The time to react protectively is when we feel ourselves liking the practitioner more than we should under the circumstances. “In the 25 minutes that I have known this person, have I come to like him more than I have expected?”
There is a deep-seated sense of duty to authority within all of us.
Stanley Milgrams’s experiments: “It is the extreme willingness of adults to go to almost any lengths on the command of an authority that constitutes the chief finding of the study.
A physician ordered ear drops to be administered to the right ear of a patient suffering pain and infection there. But instead of writing out completely the location “right ear” on the prescription, he doctor abbreviated it so that the instructions read “place in R ear.” Upon receiving the prescription, the duty nurse promptly put the required number of ear drops into the person’s anus.
Experiments discovered that motorists would wait significantly longer before honking their horns at a new, luxury car stopped in front of a green light than at a older economy model.
The effect of authority is grossly underestimated. This property may account for much of its success as a compliance device.

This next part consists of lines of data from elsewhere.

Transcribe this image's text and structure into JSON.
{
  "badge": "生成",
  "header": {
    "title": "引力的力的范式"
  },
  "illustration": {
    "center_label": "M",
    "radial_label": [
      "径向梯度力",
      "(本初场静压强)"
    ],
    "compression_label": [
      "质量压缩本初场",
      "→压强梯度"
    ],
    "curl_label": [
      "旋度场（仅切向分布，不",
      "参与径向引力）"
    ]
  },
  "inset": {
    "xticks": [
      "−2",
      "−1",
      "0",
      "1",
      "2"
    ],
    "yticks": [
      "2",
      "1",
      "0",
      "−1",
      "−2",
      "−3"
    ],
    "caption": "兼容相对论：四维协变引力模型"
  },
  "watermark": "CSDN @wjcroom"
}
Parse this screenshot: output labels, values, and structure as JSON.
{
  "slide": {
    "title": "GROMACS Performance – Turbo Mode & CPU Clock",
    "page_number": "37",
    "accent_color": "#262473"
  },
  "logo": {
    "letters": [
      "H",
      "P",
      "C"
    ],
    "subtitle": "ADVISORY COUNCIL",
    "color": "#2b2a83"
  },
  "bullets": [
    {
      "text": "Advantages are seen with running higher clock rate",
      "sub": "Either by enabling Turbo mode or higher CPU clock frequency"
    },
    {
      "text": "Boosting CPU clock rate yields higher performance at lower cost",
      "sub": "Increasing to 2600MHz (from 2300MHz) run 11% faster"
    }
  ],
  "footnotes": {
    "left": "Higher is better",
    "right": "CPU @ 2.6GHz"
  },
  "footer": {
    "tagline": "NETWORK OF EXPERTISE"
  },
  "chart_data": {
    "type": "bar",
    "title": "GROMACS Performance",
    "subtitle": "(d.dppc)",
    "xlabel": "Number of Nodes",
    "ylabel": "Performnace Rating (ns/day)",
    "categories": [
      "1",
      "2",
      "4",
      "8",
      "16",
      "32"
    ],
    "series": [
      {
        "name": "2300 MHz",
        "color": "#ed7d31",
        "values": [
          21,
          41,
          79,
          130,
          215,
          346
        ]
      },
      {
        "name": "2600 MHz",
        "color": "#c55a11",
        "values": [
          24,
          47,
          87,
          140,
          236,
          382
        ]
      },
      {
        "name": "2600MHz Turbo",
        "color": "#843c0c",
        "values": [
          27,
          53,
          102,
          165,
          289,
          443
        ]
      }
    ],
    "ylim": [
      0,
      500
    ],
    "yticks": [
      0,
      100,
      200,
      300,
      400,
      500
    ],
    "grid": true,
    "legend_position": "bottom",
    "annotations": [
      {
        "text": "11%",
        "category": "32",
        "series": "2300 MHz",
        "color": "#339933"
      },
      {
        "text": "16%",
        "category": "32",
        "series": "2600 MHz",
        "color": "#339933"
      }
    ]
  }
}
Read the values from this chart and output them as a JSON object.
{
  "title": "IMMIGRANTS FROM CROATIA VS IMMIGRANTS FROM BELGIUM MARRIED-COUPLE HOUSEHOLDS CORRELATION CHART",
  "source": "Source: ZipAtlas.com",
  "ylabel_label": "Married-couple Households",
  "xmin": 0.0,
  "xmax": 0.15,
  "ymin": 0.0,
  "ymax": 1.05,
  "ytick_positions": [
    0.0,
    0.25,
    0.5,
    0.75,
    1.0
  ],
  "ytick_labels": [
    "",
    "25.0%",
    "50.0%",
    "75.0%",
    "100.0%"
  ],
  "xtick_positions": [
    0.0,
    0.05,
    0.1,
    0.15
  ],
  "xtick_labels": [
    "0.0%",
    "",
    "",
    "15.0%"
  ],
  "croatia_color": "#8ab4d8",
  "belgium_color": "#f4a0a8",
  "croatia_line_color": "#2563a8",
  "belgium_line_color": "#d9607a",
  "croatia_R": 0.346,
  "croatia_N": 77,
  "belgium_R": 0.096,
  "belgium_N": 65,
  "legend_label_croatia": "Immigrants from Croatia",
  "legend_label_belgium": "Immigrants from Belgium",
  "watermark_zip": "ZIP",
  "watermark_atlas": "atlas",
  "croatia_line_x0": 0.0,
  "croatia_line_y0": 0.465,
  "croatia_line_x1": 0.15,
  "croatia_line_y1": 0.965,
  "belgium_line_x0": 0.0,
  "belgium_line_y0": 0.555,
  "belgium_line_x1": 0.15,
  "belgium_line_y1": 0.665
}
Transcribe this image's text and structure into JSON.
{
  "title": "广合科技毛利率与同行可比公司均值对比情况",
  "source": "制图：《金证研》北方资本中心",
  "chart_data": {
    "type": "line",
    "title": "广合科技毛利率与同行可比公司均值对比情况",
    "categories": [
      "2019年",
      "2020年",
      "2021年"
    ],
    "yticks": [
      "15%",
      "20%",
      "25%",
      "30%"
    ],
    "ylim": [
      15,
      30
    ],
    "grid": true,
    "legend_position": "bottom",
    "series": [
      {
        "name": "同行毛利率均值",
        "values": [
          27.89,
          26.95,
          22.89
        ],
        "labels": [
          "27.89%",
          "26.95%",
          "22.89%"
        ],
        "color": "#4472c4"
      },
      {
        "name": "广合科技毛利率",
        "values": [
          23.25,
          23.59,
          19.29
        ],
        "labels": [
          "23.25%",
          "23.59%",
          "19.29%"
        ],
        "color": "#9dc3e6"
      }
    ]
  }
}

Not only does it work forcefully on us, but it also does so unexpectedly.
Ask yourself: “Is this authority truly an expert?” and “How truthful can we expect the expert to be here?”
The idea of potential loss plays a large role in human decision making.
Increase is scarcity causes an increase in immediate value in ones eyes.
We know that the things that are difficult to possess are typically better than those that are easy to posses.
We rarely recognize that psychological reactance has caused us to want the item more; all we know is that we want it.
The drop from abundance to scarcity produced a decidedly more positive reaction to cookies than did constant scarcity.
Freedoms once granted will not be relinquished without a fight.
Research shows that parents who enforce discipline inconsistently produce generally rebellious children.
Not only do we want the same item more when it is scarce, we want it most when we are in competition for it.
Employ the factors of reciprocation, consistency, social proof, liking, authority and scarcity.